Just had my nice new shed delivered. It has a ply wood floor. Just wondering what the best way to preserve this would be? 

I will be keeping my petrol mower in it along with a few other bits and pieces. 

Shed size is 8 foot by 6 foot. 

Was thinking a varnish or stain? Dont want it to be really slippy though.


----------



## slim_boy_fat (Jun 23, 2006)

I'd be wary of using varnish as wet from the mower/feet etc is likely to get underneath eventually.................

I have an area of mine covered with Costco's foam tiles [excellent] at the 'work' bench areas, very easy on the feet. The rest is left in ply.


----------



## aerodynamic18 (Feb 12, 2011)

i got my dads one a bit of vinyl.

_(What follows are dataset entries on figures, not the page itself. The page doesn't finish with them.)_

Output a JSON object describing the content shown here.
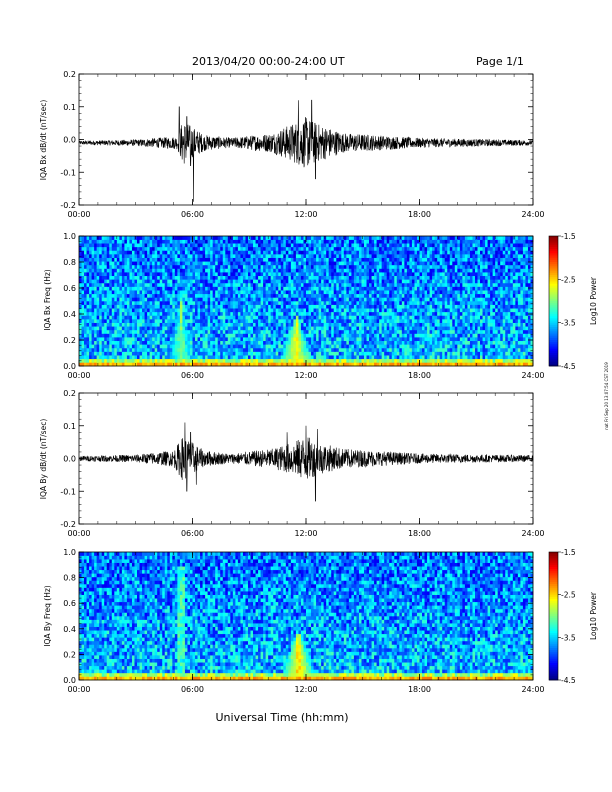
{
  "header": {
    "date_range": "2013/04/20  00:00-24:00 UT",
    "page": "Page 1/1"
  },
  "side_note": "nat Fri Sep 20 13:07:54 CST 2019",
  "x_axis_title": "Universal Time (hh:mm)",
  "x_ticks": [
    "00:00",
    "06:00",
    "12:00",
    "18:00",
    "24:00"
  ],
  "chart_data": [
    {
      "type": "line",
      "ylabel": "IQA Bx dB/dt (nT/sec)",
      "x_range_hours": [
        0,
        24
      ],
      "ylim": [
        -0.2,
        0.2
      ],
      "y_ticks": [
        "0.2",
        "0.1",
        "0.0",
        "-0.1",
        "-0.2"
      ],
      "baseline": -0.01,
      "noise_envelope": [
        {
          "t": 0,
          "amp": 0.006
        },
        {
          "t": 3,
          "amp": 0.01
        },
        {
          "t": 5.2,
          "amp": 0.02
        },
        {
          "t": 5.5,
          "amp": 0.07
        },
        {
          "t": 6.0,
          "amp": 0.05
        },
        {
          "t": 6.6,
          "amp": 0.025
        },
        {
          "t": 8,
          "amp": 0.015
        },
        {
          "t": 10.2,
          "amp": 0.03
        },
        {
          "t": 11.3,
          "amp": 0.06
        },
        {
          "t": 12.0,
          "amp": 0.08
        },
        {
          "t": 12.6,
          "amp": 0.06
        },
        {
          "t": 14,
          "amp": 0.03
        },
        {
          "t": 18,
          "amp": 0.015
        },
        {
          "t": 24,
          "amp": 0.008
        }
      ],
      "peaks": [
        {
          "t": 5.3,
          "value": 0.1
        },
        {
          "t": 5.7,
          "value": 0.07
        },
        {
          "t": 5.9,
          "value": -0.08
        },
        {
          "t": 6.05,
          "value": -0.19
        },
        {
          "t": 11.6,
          "value": 0.12
        },
        {
          "t": 12.3,
          "value": 0.12
        },
        {
          "t": 12.5,
          "value": -0.12
        }
      ]
    },
    {
      "type": "heatmap",
      "ylabel": "IQA Bx Freq (Hz)",
      "x_range_hours": [
        0,
        24
      ],
      "ylim": [
        0.0,
        1.0
      ],
      "y_ticks": [
        "1.0",
        "0.8",
        "0.6",
        "0.4",
        "0.2",
        "0.0"
      ],
      "colorbar": {
        "label": "Log10 Power",
        "ticks": [
          "-1.5",
          "-2.5",
          "-3.5",
          "-4.5"
        ],
        "range": [
          -4.5,
          -1.5
        ]
      },
      "features": [
        {
          "t": 5.4,
          "freq_max": 0.5,
          "level": -3.0
        },
        {
          "t": 11.5,
          "freq_max": 0.4,
          "level": -2.6
        }
      ]
    },
    {
      "type": "line",
      "ylabel": "IQA By dB/dt (nT/sec)",
      "x_range_hours": [
        0,
        24
      ],
      "ylim": [
        -0.2,
        0.2
      ],
      "y_ticks": [
        "0.2",
        "0.1",
        "0.0",
        "-0.1",
        "-0.2"
      ],
      "baseline": 0.0,
      "noise_envelope": [
        {
          "t": 0,
          "amp": 0.008
        },
        {
          "t": 3,
          "amp": 0.012
        },
        {
          "t": 5.0,
          "amp": 0.025
        },
        {
          "t": 5.5,
          "amp": 0.07
        },
        {
          "t": 6.0,
          "amp": 0.05
        },
        {
          "t": 6.6,
          "amp": 0.025
        },
        {
          "t": 8,
          "amp": 0.015
        },
        {
          "t": 10.2,
          "amp": 0.03
        },
        {
          "t": 11.3,
          "amp": 0.05
        },
        {
          "t": 12.0,
          "amp": 0.07
        },
        {
          "t": 12.6,
          "amp": 0.05
        },
        {
          "t": 14,
          "amp": 0.03
        },
        {
          "t": 18,
          "amp": 0.015
        },
        {
          "t": 24,
          "amp": 0.01
        }
      ],
      "peaks": [
        {
          "t": 5.6,
          "value": 0.11
        },
        {
          "t": 5.9,
          "value": 0.08
        },
        {
          "t": 5.7,
          "value": -0.1
        },
        {
          "t": 6.2,
          "value": -0.08
        },
        {
          "t": 11.0,
          "value": 0.08
        },
        {
          "t": 12.0,
          "value": 0.1
        },
        {
          "t": 12.6,
          "value": 0.09
        },
        {
          "t": 12.5,
          "value": -0.13
        }
      ]
    },
    {
      "type": "heatmap",
      "ylabel": "IQA By Freq (Hz)",
      "x_range_hours": [
        0,
        24
      ],
      "ylim": [
        0.0,
        1.0
      ],
      "y_ticks": [
        "1.0",
        "0.8",
        "0.6",
        "0.4",
        "0.2",
        "0.0"
      ],
      "colorbar": {
        "label": "Log10 Power",
        "ticks": [
          "-1.5",
          "-2.5",
          "-3.5",
          "-4.5"
        ],
        "range": [
          -4.5,
          -1.5
        ]
      },
      "features": [
        {
          "t": 5.4,
          "freq_max": 0.9,
          "level": -3.0
        },
        {
          "t": 11.6,
          "freq_max": 0.4,
          "level": -2.5
        }
      ]
    }
  ]
}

It looked really nice until he stuck his stuff in it and made it look untidy! Done him well over 3yrs


----------



## Matt_H (Jan 1, 2007)

Yer i think vinyle is a good option, will see if i can get a cheap offcut. 

So is it not advised to seal the wood on the floor with some sort of treatment then?


----------



## aerodynamic18 (Feb 12, 2011)

its better to let it breath tbh. So the most u would use is creasote and deff not stain. I was told this by the shed guy about the outside. my dad sealed his last shed and thats what wrecked it lol.Having air circulating within the shed stops it rotting


----------



## lisaclio (Sep 6, 2008)

wood contracts and expands with the weather. you can get a clear sealer which will preserve it and keep it full of its natural oils. if you go to a crown decorators shop they sell sadolin and thats the make you want to go for.


----------



## Titanium Htail (Mar 24, 2012)

Although you could stain the floor once done you may need to keep up that process for some time, and that is impractical, you could use an alternative covering for each area as already suggested, keeping it clean and dry will be important.

The damage if any will come from the underside and sealing the floor to that extent more harmful, you can buy oiled hardboard in big sheets and put it rough side up, mud, grass, muddy boots oil or petrol will soon be on your nice floor, and the hardboard can be replaced as and when. The ply used may be thin and in itself will not move. Keep the mower in a three sided card-board fruit box something sturdy to stop the spills and rotting, or deep tray of some sort. 

My own new shed is on the way, I make stained glass windows so enjoy your space and have fun.


----------